Ive seen this vid before... Does anyone know if they are still building boats?


----------



## whistlingdixie (Jul 28, 2008)

Keith @ daley's hunt and fish runs a Lanier bay boat.


----------



## ReelWork (May 21, 2004)

So, how long is it going to take us? Well it's 6 miles across the bay. We're gonna be there in less than 3 minutes... Ya'll sit down, it's time to burn some gas and haul some arse!


----------



## Im Headed South (Jun 28, 2006)

Mr Lanier still builds them one at a time when someone orders one. Used ones or almost impossible to find and even then with it being a custom boat the layouts on them can vary a lot. The boat in video was and still might be for sale with or without the motor. I thought hard about it but just couldn't see myself being happy with the layout on that particular one.


----------



## On The Hook (Feb 24, 2009)

Or like George Thorogood might say it.... When your mouth is getting dry, your speed is plenty high.......:cheers:



yellowskeeter said:


> I guess when your cheeks start flapping and your tack does not work you know you are going fast!


----------



## fishinfever3577 (Aug 22, 2012)

the best riding boat youll ever ride in!!!


----------



## OffshoreChris (Oct 13, 2010)

I wish there were some of these around here to take a look at. I love SCB's more than just about any other bay boat, It would be pretty cool to go run another similar style boat and see how they compare.


----------



## goodwood (Mar 30, 2009)

i wanna go fast


----------



## [email protected] (Jun 25, 2005)

OffshoreChris said:


> I wish there were some of these around here to take a look at. I love SCB's more than just about any other bay boat, It would be pretty cool to go run another similar style boat and see how they compare.

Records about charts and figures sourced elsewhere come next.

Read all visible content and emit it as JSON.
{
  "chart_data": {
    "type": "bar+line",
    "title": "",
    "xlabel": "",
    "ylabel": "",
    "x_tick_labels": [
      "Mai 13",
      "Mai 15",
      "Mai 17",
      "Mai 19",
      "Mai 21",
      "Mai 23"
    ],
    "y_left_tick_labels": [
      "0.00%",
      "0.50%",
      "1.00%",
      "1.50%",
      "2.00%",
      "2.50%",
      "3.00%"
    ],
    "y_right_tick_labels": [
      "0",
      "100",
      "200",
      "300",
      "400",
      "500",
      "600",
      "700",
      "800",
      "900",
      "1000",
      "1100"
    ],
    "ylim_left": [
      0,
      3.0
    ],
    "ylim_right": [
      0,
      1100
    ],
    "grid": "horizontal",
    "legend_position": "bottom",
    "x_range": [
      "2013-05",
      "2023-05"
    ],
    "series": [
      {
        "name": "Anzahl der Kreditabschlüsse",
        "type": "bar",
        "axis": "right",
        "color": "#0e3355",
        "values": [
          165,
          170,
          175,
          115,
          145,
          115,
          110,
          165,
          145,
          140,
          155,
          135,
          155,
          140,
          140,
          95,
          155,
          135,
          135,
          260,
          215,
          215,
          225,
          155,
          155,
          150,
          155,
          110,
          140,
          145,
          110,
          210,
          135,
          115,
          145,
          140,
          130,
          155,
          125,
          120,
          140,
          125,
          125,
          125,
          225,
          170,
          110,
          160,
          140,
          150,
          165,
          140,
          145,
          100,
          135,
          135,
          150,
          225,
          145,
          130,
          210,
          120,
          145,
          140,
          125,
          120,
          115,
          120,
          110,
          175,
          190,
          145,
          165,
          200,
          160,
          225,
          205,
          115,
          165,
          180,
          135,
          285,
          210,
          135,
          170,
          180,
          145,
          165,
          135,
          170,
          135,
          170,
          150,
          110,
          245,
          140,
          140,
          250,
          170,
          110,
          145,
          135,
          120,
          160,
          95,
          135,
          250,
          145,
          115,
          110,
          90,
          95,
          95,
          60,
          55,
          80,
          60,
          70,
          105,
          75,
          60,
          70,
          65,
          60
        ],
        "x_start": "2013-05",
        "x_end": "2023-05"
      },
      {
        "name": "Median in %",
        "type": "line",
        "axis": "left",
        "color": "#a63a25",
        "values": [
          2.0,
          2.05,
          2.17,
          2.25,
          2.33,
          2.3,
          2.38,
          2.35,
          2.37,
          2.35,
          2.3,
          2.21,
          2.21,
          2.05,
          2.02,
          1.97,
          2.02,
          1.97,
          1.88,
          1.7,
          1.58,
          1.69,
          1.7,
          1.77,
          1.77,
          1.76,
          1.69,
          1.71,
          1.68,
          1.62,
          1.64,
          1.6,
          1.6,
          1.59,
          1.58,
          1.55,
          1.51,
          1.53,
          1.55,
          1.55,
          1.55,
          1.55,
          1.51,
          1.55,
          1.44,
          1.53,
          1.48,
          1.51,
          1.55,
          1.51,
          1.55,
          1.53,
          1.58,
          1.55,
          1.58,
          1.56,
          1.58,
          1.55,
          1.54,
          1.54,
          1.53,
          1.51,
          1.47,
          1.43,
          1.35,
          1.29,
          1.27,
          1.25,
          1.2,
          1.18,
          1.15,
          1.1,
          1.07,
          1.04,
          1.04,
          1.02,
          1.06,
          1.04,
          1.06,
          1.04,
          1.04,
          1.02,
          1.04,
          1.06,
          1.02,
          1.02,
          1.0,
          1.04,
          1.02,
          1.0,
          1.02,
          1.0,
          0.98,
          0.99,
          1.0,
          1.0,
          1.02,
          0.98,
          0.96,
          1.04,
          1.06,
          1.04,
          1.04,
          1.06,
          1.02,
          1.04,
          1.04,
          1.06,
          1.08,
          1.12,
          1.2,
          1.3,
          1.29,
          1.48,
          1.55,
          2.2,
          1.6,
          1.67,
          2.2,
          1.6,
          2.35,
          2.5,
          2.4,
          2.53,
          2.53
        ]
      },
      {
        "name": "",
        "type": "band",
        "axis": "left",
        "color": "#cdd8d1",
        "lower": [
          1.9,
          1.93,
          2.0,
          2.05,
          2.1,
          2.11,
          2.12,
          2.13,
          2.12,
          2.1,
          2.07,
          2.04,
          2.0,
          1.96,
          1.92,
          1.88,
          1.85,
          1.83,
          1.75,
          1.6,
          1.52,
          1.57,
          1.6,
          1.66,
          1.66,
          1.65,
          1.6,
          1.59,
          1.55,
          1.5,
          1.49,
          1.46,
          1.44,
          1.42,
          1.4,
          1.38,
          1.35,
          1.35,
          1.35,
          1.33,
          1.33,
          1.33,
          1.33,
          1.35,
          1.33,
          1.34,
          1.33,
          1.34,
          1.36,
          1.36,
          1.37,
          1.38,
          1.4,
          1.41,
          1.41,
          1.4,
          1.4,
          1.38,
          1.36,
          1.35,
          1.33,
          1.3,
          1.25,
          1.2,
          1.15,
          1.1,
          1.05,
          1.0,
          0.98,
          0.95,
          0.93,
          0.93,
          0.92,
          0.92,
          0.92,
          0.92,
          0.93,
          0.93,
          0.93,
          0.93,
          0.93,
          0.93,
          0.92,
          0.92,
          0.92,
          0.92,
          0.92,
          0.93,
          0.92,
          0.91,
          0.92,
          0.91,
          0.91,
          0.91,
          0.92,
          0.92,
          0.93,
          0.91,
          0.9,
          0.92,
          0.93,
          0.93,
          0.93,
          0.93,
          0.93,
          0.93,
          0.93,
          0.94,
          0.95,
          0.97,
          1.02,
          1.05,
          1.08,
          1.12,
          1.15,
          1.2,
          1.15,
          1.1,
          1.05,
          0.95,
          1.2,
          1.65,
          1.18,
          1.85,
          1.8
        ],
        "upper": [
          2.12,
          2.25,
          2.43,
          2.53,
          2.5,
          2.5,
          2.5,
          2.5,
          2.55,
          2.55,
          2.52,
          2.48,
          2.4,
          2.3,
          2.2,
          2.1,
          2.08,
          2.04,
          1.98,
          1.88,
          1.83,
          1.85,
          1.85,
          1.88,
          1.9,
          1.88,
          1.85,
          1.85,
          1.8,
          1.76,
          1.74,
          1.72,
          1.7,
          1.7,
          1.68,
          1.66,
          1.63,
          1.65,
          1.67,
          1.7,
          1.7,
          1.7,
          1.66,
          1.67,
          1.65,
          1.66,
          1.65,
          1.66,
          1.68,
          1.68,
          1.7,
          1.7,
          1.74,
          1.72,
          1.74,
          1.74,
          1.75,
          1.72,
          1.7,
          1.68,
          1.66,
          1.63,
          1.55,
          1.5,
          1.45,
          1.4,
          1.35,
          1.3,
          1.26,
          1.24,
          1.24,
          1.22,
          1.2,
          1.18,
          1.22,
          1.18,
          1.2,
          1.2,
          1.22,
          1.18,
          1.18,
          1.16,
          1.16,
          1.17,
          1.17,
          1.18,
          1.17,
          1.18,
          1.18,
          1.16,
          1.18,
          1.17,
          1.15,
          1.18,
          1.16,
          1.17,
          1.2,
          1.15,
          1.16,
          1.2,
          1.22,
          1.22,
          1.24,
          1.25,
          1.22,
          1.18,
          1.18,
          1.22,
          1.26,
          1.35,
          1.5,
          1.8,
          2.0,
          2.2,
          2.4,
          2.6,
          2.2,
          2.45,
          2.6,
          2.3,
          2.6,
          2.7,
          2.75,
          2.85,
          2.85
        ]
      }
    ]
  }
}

My new SCB will be home on N. Padre Island in a week or so and you're more than welcome to take a ride or go fishing with me.


----------



## 2400tman (Jul 31, 2011)

Holy crapp!!!!!!


----------



## Im Headed South (Jun 28, 2006)




----------



## patwilson (Jan 13, 2006)




----------



## C.Hern5972 (Jul 17, 2009)

Deathwish.....
Chocolate to SLP in about 2.5 minutes

Ill stick to 52


----------



## Barbarian (Feb 12, 2009)

They look a lot deeper than the SCB.


----------



## InfamousJ (May 21, 2004)

dang.. is that running like an air boat? haha


----------



## Redfishr (Jul 26, 2004)

Very foolish IMO....pass


----------



## DaleysHuntnFish (Apr 2, 2011)

Here is a link with some info and pics/video of my LCB FastCat that I have posted here on 2cool
http://2coolfishing.com/ttmbforum/showthread.php?p=4527850#post4527850


----------



## FastCatboater (Dec 24, 2011)

I miss mine... probably going to be a nother in the near future. These things are SAFER and easier to drive at 90 than a vee hull at 75 IMOA. I have not achieved triple digits yet. but will someday.


----------



## CLIMAX (Oct 3, 2012)

Any boat can be dangerous to drive. Tunnel boats and full cats are much more forgiving and stable and when teaching a novice the world of truly high speed in the 100 to 200 mph range it is much easier to learn this way than a pad boat.


----------



## manateemauler (Apr 4, 2013)

they need to be respected like any other performance boat
at speed a roller can take you out as soon as you don't pay attention
it will hurt you IMO if you want to go fast get in the right boat for it


----------